Othmar Thann, Direktor des Kuratoriums für Verkehrssicherheit (KfV), zeigte sich mit dem Erreichten zufrieden: “Die generalpräventive Wirkung ist voll aufgegangen.” Er verwies dabei auf die “Wiederholungstäter”, die übrigens zu 84 Prozent männlichen Geschlechts und zwischen 20 und 40 Jahre alt sind. Lediglich 4.155 Autofahrer wurden ein zweites Mal vorgemerkt, 408 ein drittes Mal.

Dennoch müsse man, so Bures, Sensibilisierung und Bewusstseinsbildung bei Pkw-Lenkern weiter vorantreiben. Aus diesem Grund will die Verkehrsministerin Informationskampagnen starten und verstärkt Kindersicherheitskurse anbieten. Zwar können drei Viertel der Österreicher mit dem Begriff “Vormerksystem” etwas anfangen, doch bei der Kenntnis der insgesamt 13 Delikte, bestätigte auch Thann, “hapert es noch”. Geplant ist auch die Installierung einer Expertengruppe, die über Verbesserungen beraten soll, so Bures.

Härter durchgreifen will die Verkehrsministerin im Fall von Rasern und Alkolenkern: Bei 0,5 bis 0,79 Promille soll die Mindeststrafe von 218 auf 300 Euro angehoben werden, bei 1,2 bis 1,59 Promille von 872 auf 1.200 Euro und bei mehr als 1,6 Promille von 1.162 auf 1.600 Euro.
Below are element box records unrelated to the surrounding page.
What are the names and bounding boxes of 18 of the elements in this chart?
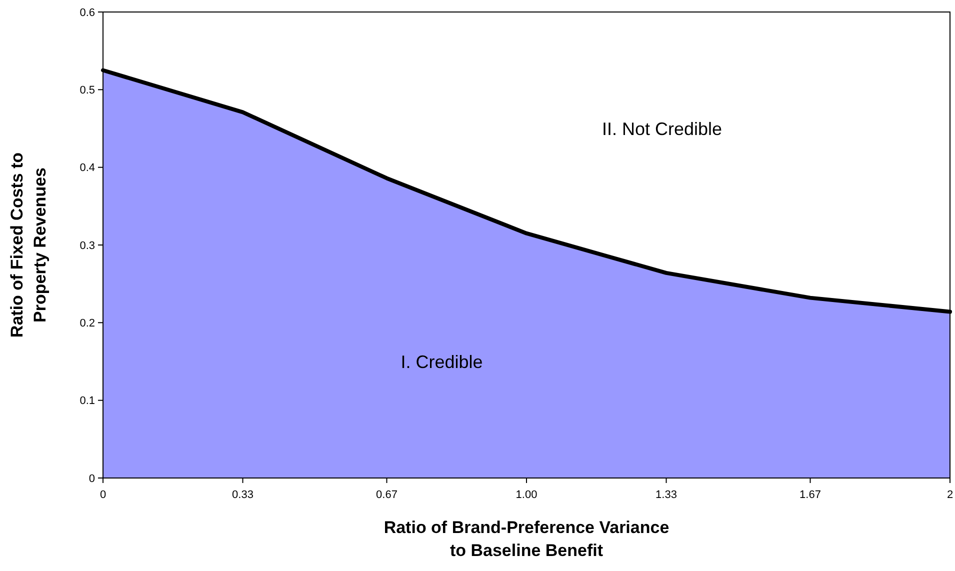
y-tick-label: 0.1 — [80, 395, 95, 408]
x-tick-label: 1.00 — [516, 489, 538, 501]
y-tick-label: 0.3 — [80, 240, 95, 252]
annotation: II. Not Credible — [602, 118, 722, 139]
x-tick-label: 0.67 — [376, 489, 398, 501]
x-tick-label: 0 — [100, 489, 106, 501]
annotation: I. Credible — [400, 352, 483, 372]
y-tick-label: 0.6 — [80, 6, 95, 19]
x-tick-label: 2 — [946, 489, 954, 501]
y-tick-label: 0.5 — [80, 84, 95, 97]
y-axis-title: Ratio of Fixed Costs to Property Revenues — [8, 152, 50, 338]
x-axis-title: Ratio of Brand-Preference Variance to Baseline Benefit — [384, 518, 670, 560]
y-tick-label: 0 — [88, 472, 95, 485]
y-tick-label: 0.4 — [80, 162, 95, 174]
y-tick-label: 0.2 — [80, 318, 95, 330]
x-tick-label: 1.67 — [800, 489, 821, 501]
x-tick-label: 1.33 — [656, 489, 677, 501]
x-tick-label: 0.33 — [232, 489, 254, 501]
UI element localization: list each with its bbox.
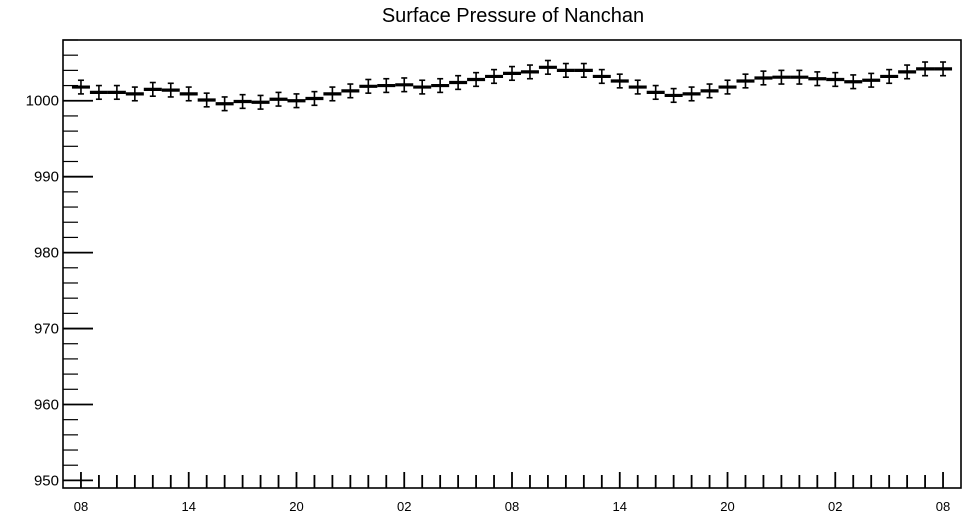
data-point xyxy=(718,79,737,95)
data-point xyxy=(161,82,180,98)
data-point xyxy=(341,83,360,99)
data-point xyxy=(269,91,288,107)
data-point xyxy=(503,65,521,82)
x-tick-label: 08 xyxy=(936,499,950,514)
data-point xyxy=(215,96,234,112)
data-point xyxy=(197,92,216,108)
data-point xyxy=(359,78,378,94)
x-axis: 08 14 20 02 08 14 20 02 08 xyxy=(74,472,950,514)
chart-title: Surface Pressure of Nanchan xyxy=(382,5,644,27)
y-tick-label: 970 xyxy=(34,321,59,338)
data-point xyxy=(844,74,863,90)
data-point xyxy=(664,87,683,104)
data-point xyxy=(323,86,342,102)
x-tick-label: 20 xyxy=(289,499,303,514)
y-tick-label: 950 xyxy=(34,472,59,489)
data-point xyxy=(826,71,845,88)
data-point xyxy=(556,62,575,79)
plot-frame xyxy=(62,39,962,489)
x-tick-label: 02 xyxy=(828,499,842,514)
data-point xyxy=(628,79,647,95)
y-axis: 950 960 970 980 990 1000 xyxy=(26,39,93,489)
data-point xyxy=(71,79,90,95)
data-point xyxy=(233,93,252,110)
data-point xyxy=(610,73,629,89)
data-point xyxy=(790,69,809,85)
data-point xyxy=(916,61,935,77)
y-tick-label: 990 xyxy=(34,169,59,186)
data-point xyxy=(574,62,593,79)
data-point xyxy=(431,77,450,94)
data-point xyxy=(934,61,953,77)
data-point xyxy=(862,72,881,88)
data-point xyxy=(251,94,270,110)
data-point xyxy=(377,77,396,94)
data-point xyxy=(808,71,827,87)
data-point xyxy=(592,68,611,85)
data-point xyxy=(179,86,198,102)
data-point xyxy=(305,90,324,107)
data-point xyxy=(485,68,504,85)
data-point xyxy=(736,73,755,89)
x-tick-label: 20 xyxy=(720,499,734,514)
data-point xyxy=(646,84,665,101)
data-point xyxy=(143,81,162,97)
data-point xyxy=(449,74,468,91)
data-point xyxy=(125,86,144,102)
y-tick-label: 960 xyxy=(34,396,59,413)
data-point xyxy=(395,77,414,93)
data-point xyxy=(413,79,432,95)
data-points xyxy=(71,59,953,112)
data-point xyxy=(107,84,126,101)
x-tick-label: 08 xyxy=(505,499,519,514)
data-point xyxy=(700,83,719,99)
data-point xyxy=(880,68,899,85)
y-tick-label: 980 xyxy=(34,245,59,262)
data-point xyxy=(287,93,306,109)
data-point xyxy=(898,64,917,80)
x-tick-label: 08 xyxy=(74,499,88,514)
data-point xyxy=(754,70,773,86)
x-tick-label: 14 xyxy=(613,499,627,514)
data-point xyxy=(467,71,486,88)
data-point xyxy=(89,84,108,101)
data-point xyxy=(772,69,791,85)
data-point xyxy=(682,86,701,102)
x-tick-label: 14 xyxy=(181,499,195,514)
x-tick-label: 02 xyxy=(397,499,411,514)
y-tick-label: 1000 xyxy=(26,93,59,110)
data-point xyxy=(538,59,557,75)
data-point xyxy=(520,64,539,80)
Überdies soll der Führerschein dann für sechs statt wie bisher vier Monate weg sein. Ab 30 km/h über der erlaubten Höchstgeschwindigkeit sollen Raser künftig mindestens 70 Euro berappen müssen, ab 40 km/h zu viel im Ortsgebiet bzw. 50 km/h Überland mindestens 150 Euro (derzeit 72 Euro).

Bures erwartet bezüglich ihrer Vorschläge “keinen politischen Widerstand, sondern Diskussion”. Sie hofft, dass das Paket “noch vor dem Sommer ins Parlament kommt”.

Während der Verkehrsclub Österreich (VCÖ) die Optimierung des Vormerksystems begrüßt und der ÖAMTC Bures für die von ihr geforderten verstärkten Aufklärungsmaßnahmen lobt, kommt vom ARBÖ Kritik: Das erklärte Ziel, “Hochrisikolenker” bzw. “rücksichtslose oder unverbesserliche Wiederholungs- und Mehrfachtäter” aus dem Verkehr zu ziehen, sei “klar verfehlt” worden. Schon vor der Einführung hatte der ARBÖ bemängelt, dass das Vormerksystem bei leichten Alkoholdelikten und technischen Mängeln sogar zu Straferleichterungen geführt hatte. So wurde früher bei der sogenannten “Minderalkoholisierung” (zwischen 0,5 und 0,8 Promille) schon beim zweiten Mal der Führerschein abgenommen, beim Vormerksystem aber erst beim dritten Mal.